The first 10 rows in this set refer to the same game, for example you can see in the d8_color and d8_piece columns in the last row show that the queen has moved.  There are about 2300 games with an average of about 22 moves per game.

The color and piece columns are categorial, with color having values of 0 = Empty, 1 = White, and 2 = Black.

Pieces are '' = Empty, P = Pawn, R = Rook, B = Bishop, N = Knight, Q = Queen, and K = King.

The piece counts are continuous based on the number of pieces on the board for each side.

Result also has the possibility to be 1 = White win, 0.5 = Draw, and 0 = Black win.  This leads to interesting possibilities for approaches as well, since I could use classification or regression depending on the approach.

Classification can predict the winner, but regression has the advantage of being able to predict who is likely winning the game in the current board state.

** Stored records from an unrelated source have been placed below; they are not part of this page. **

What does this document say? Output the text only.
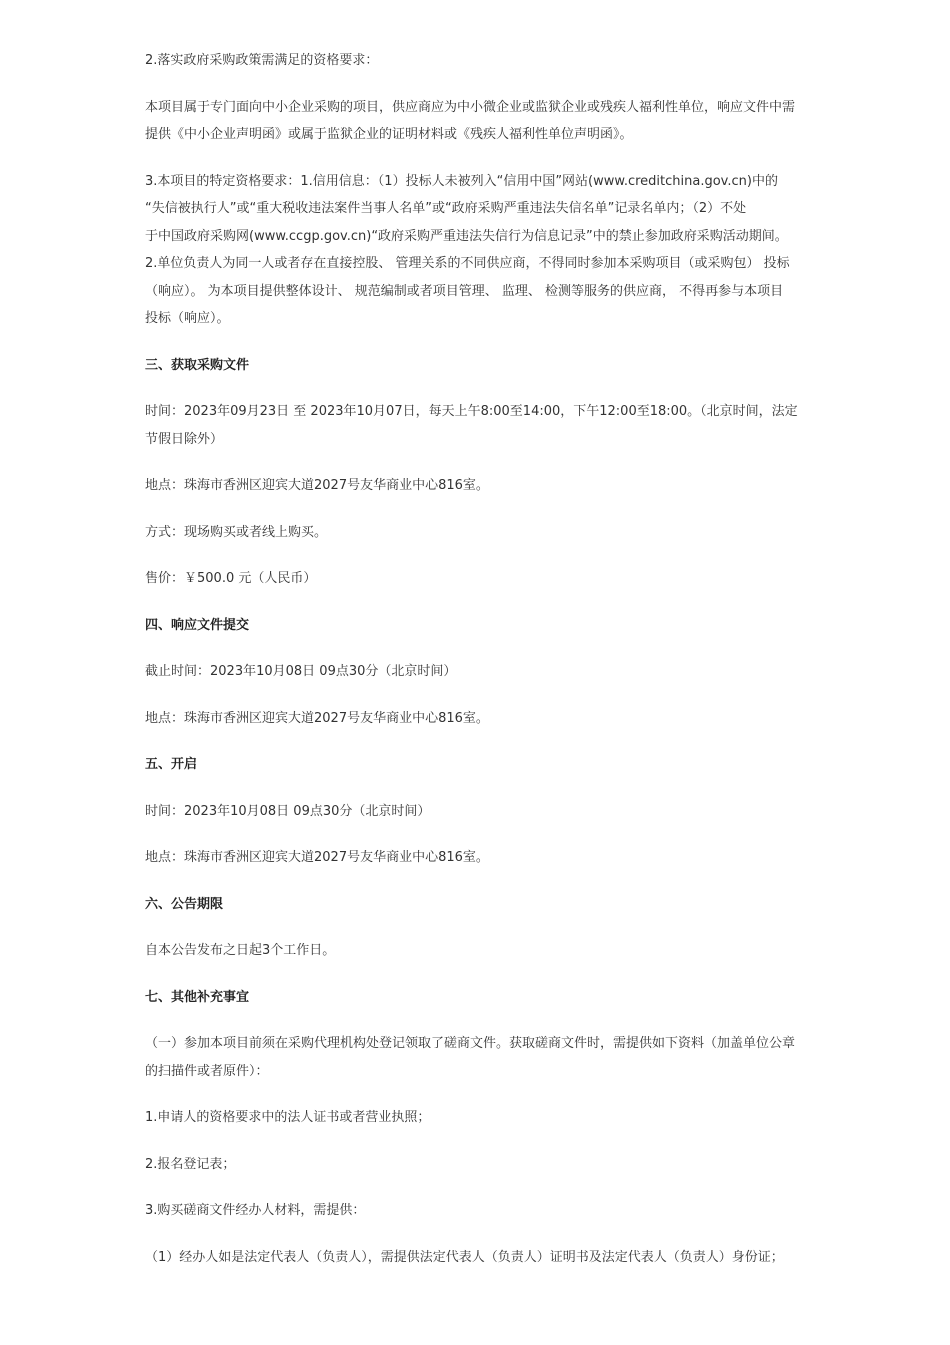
2.落实政府采购政策需满足的资格要求：

本项目属于专门面向中小企业采购的项目，供应商应为中小微企业或监狱企业或残疾人福利性单位，响应文件中需
提供《中小企业声明函》或属于监狱企业的证明材料或《残疾人福利性单位声明函》。

3.本项目的特定资格要求：1.信用信息：（1）投标人未被列入“信用中国”网站(www.creditchina.gov.cn)中的
“失信被执行人”或“重大税收违法案件当事人名单”或“政府采购严重违法失信名单”记录名单内；（2）不处
于中国政府采购网(www.ccgp.gov.cn)“政府采购严重违法失信行为信息记录”中的禁止参加政府采购活动期间。
2.单位负责人为同一人或者存在直接控股、 管理关系的不同供应商，不得同时参加本采购项目（或采购包） 投标
（响应）。 为本项目提供整体设计、 规范编制或者项目管理、 监理、 检测等服务的供应商， 不得再参与本项目
投标（响应）。

三、获取采购文件

时间：2023年09月23日 至 2023年10月07日，每天上午8:00至14:00，下午12:00至18:00。（北京时间，法定
节假日除外）

地点：珠海市香洲区迎宾大道2027号友华商业中心816室。

方式：现场购买或者线上购买。

售价：￥500.0 元（人民币）

四、响应文件提交

截止时间：2023年10月08日 09点30分（北京时间）

地点：珠海市香洲区迎宾大道2027号友华商业中心816室。

五、开启

时间：2023年10月08日 09点30分（北京时间）

地点：珠海市香洲区迎宾大道2027号友华商业中心816室。

六、公告期限

自本公告发布之日起3个工作日。

七、其他补充事宜

（一）参加本项目前须在采购代理机构处登记领取了磋商文件。获取磋商文件时，需提供如下资料（加盖单位公章
的扫描件或者原件）：

1.申请人的资格要求中的法人证书或者营业执照；

2.报名登记表；

3.购买磋商文件经办人材料，需提供：

（1）经办人如是法定代表人（负责人），需提供法定代表人（负责人）证明书及法定代表人（负责人）身份证；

### Objectives for Analyzing the Dataset

Using this dataset, I would like to have a metric of who is currently winning the game and by how much that player is winning the game.  Hopefully I will be able to bundle this into one model through a regression to be a value between 0 and 1, with the value corresponding numbers close to 0 as black winning, and numbers close to 1 as white winning.

I will obviously not have every possible move that can be made and my dataset will be limited, and likely the player with the higher rating winning most of the time, but the player with the higher rating will likely be making better moves and board states.

I hope that the model will also be the most accurate using all of the features, so any possible move can produce a different output from the model.